Saturday, May 23, 2009

old things are much better than new things

i've been to about a million antique shops in the past two days.
it's very sad to think about how decorative and lasting things used to be compared to how they are now. "back in the day" even potato sacks looked nice, with little illustrations and stenciled letters on burlap.... now potatoes come in plastic bags that end up in landfills.

nothing is made to last anymore; the tragedy of this is that so many things grow more beautiful with age.

i bought some fantastic old photographs at one of the shops:

i love the quaintness of the family, and how absolutely absolutely grumpy the little boy by the tree is. also his boots :] unfortunately i have no information about the identities of any of the people, or even the locations or years. if anyone can guess from the clothing, i'd love to know!

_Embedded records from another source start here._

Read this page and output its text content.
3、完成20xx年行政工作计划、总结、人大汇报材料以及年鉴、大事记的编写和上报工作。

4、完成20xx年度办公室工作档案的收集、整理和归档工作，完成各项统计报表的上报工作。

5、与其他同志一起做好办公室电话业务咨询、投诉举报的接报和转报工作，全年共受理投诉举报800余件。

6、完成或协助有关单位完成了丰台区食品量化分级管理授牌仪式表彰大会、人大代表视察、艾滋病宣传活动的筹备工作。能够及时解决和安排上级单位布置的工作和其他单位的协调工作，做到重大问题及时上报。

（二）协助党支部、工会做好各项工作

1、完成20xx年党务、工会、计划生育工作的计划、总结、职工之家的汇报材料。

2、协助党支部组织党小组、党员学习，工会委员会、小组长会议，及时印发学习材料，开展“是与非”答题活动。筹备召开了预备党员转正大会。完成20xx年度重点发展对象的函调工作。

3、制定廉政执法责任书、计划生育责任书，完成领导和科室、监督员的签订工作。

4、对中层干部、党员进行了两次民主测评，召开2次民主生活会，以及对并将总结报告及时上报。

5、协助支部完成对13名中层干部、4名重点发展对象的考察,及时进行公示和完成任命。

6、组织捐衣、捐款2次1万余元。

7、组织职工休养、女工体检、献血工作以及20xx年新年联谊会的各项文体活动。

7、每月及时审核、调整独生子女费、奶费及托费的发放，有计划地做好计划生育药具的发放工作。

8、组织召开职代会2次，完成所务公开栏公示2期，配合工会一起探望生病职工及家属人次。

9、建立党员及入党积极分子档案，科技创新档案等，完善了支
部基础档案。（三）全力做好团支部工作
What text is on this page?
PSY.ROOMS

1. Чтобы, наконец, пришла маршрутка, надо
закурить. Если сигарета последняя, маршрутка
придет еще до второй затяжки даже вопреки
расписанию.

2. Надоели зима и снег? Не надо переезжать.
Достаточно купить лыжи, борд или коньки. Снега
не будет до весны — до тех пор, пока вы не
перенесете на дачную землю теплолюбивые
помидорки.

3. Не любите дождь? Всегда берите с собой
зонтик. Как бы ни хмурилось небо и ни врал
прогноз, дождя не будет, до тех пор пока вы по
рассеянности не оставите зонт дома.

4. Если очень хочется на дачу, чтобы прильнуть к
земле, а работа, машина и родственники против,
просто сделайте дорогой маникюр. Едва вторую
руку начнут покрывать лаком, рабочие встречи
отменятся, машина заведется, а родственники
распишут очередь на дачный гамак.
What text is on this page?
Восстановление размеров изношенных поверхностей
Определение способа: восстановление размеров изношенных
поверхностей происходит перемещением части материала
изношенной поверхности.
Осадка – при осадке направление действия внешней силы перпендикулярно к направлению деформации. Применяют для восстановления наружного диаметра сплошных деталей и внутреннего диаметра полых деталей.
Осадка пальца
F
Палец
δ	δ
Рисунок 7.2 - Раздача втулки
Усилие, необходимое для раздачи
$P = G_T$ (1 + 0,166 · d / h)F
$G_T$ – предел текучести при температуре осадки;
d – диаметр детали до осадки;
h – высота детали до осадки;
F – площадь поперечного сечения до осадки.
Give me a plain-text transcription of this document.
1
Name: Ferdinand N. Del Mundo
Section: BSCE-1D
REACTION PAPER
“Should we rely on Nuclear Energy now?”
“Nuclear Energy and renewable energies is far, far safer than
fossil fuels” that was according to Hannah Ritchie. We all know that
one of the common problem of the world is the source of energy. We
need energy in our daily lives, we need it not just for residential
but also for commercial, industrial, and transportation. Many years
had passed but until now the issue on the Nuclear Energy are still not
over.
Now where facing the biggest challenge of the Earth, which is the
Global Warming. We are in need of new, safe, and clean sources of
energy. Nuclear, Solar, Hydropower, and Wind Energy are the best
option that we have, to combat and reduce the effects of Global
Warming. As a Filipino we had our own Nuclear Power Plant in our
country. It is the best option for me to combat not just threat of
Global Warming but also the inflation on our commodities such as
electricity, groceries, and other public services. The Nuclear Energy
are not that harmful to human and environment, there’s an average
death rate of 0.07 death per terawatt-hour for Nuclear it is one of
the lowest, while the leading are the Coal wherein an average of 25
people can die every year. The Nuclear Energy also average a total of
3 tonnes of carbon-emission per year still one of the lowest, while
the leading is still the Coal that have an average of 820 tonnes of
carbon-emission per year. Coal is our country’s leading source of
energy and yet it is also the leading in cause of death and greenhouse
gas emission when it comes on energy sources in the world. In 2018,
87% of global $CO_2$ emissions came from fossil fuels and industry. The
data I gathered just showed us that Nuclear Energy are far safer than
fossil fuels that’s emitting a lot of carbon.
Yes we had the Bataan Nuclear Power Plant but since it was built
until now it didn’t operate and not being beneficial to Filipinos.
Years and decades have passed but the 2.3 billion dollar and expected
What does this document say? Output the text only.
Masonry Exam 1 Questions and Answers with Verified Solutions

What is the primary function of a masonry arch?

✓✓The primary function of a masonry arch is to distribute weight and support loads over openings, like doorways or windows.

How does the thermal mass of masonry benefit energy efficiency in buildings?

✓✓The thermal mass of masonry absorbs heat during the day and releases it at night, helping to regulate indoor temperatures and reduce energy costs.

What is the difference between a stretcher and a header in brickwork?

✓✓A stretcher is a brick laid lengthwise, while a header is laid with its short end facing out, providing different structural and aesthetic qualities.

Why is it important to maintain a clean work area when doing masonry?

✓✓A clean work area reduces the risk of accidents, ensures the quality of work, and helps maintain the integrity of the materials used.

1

this made me remember that i actually scanned a few of my own family's very old photographs a couple months back. here they are:

i really wish that it was socially acceptable to wear fancy old clothes. i mean, there's steampunk and goth and things like that, but they're sort of lame. i really wish i had lived in the 1950s/60s in london... apparently at that time there was a subculture known as "teddy boys" (and "teddy girls"). they were somewhat associated with gangs and whatnot, but their fashion was fantastic. they wore jackets and waistcoats and trousers, all of which needed to be custom made and were paid for in installments. not such a fan of the hair styles... but i guess you can't have it all.
(replace the quiffs with powdered wigs, my other true love, and then you've got something.)

they're all delightfully androgynous. :]

for more teddy boys info, go to the wikipedia page:
(it's enormously hard to find any information about them for some reason.)

(as for powdered wigs....

...amadeus is a fabulous movie, clearly.)

back to my point about old things being superior.
even more recent lovely things are disappearing.
polaroid film, for example, is no longer being made. which is awful, as they're a perfect example of the beauty in imperfection. this is a photo i just adore, of my house that my mom took in 1994:

in contrast, a white-balanced, perfectly in-focus digital photograph is artless to me... and will never become more beautiful with age while stored on a computer (unless you save it as something lossy like a jpeg i guess, but i don't think that's really the same).

what do you think? are you drawn to antiques and things that are falling apart with history, like i am? why or why not?